Друзья делали попытки спасти его. Слесарь сам относил все петиции и просьбы о помиловании, адресованные в самую высшую инстанцию. Но источник высшей власти не был источником милосердия, и Барнеби должен был умереть.

Мать с первого дня не оставляла его ни на минуту и только на ночь уходила из тюрьмы. А ее присутствие, как всегда, радовало и успокаивало его. В этот последний день он был, как никогда, бодр, весел и горд собой. И когда мать, уронив книгу, которую читала ему вслух, вдруг обняла его, Барнеби прервал свое занятие (он старательно обвязывал полоской траурного крепа тулью своей шляпы) и удивился этому взрыву горя. А Грип слабо каркнул, не то для ободрения, не то в знак протеста, но на большее он сегодня был неспособен и снова погрузился в молчание.

Для них, стоявших на краю бездны, в глубину которой ничей взор не может проникнуть, Время, готовое так скоро кануть в Вечность, неслось, как мощная река, которая, приближаясь к морю, все быстрее катит свои воды. Только что было утро, они сидели и разговаривали словно во сне, и вот уже наступил вечер. Страшный час расставания, который еще вчера казался таким далеким, был теперь на пороге.

Мать и сын вышли во двор, крепко обнявшись, но не говоря ни слова. Барнеби находил, что тюрьма – скучное, печальное, противное место, и ждал завтрашнего дня, как освобождения, как перехода к чему-то светлому и прекрасному. Притом в голове у него бродила смутная мысль, что он теперь очень видный человек и обязан доказать свое мужество тюремщикам, которым хотелось бы, чтобы он трусил и плакал. Думая так, он старался шагать тверже и уговаривал мать крепиться, не плакать, показывал ей, что рука у него ничуть не дрожит.

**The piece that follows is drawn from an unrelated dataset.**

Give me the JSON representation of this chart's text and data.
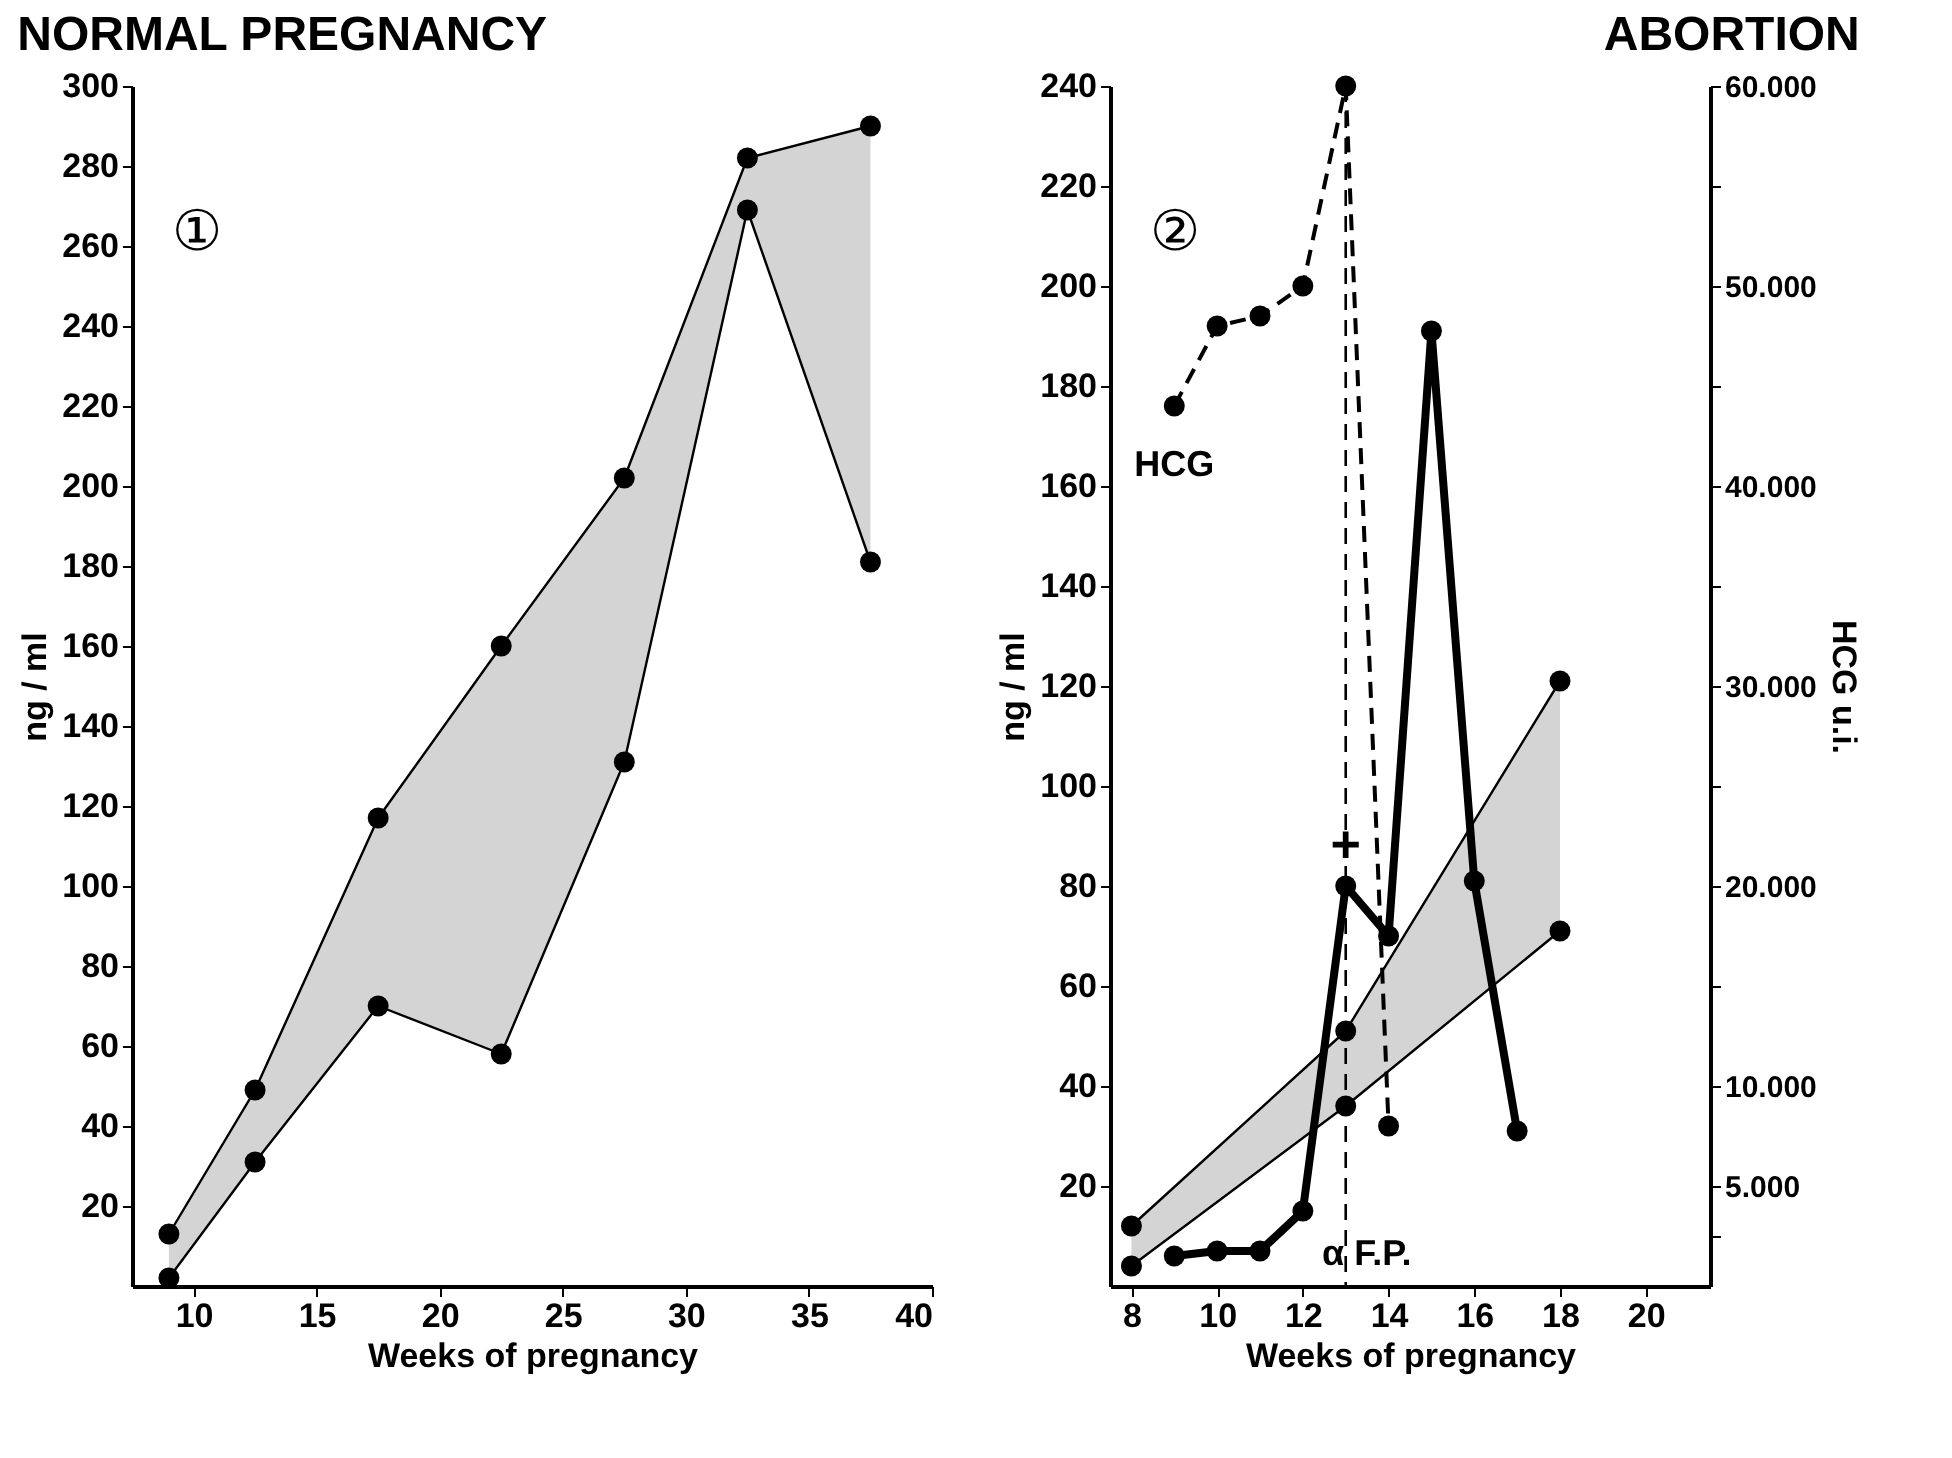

– Говорят, что я дурачок, мама. Вот они увидят завтра!..

Деннис и Хью тоже были во дворе. Хью вышел из своей камеры одновременно с Барнеби и его матерью, потягиваясь, словно со сна. Деннис сидел в углу двора на скамье, скорчившись так, что его подбородок почти уткнулся в колени. Он все качался взад и вперед, как под влиянием мучительной боли.

Мать и сын ходили по одной стороне двора, Хью и Деннис оставались на другой. Хью шагал взад и вперед, время от времени бросая гневный взгляд на ясное летнее небо и затем – на окружавшие двор стены.

– А отмены нет! Все нет! Никто не идет! Теперь осталась только одна ночь! – тихо причитал Деннис, ломая руки. – Как ты думаешь, брат, придет мне ночью помилование? Я помню такие случаи, когда указ привозили ночью, а то и в пять, в шесть, в семь часов утра. Значит, еще есть надежда, верно? Скажи же, что есть! Ну, скажи ты, парень: ведь есть? – хныкал несчастный палач, с мольбой протягивая руки к Барнеби. – Иначе я с ума сойду!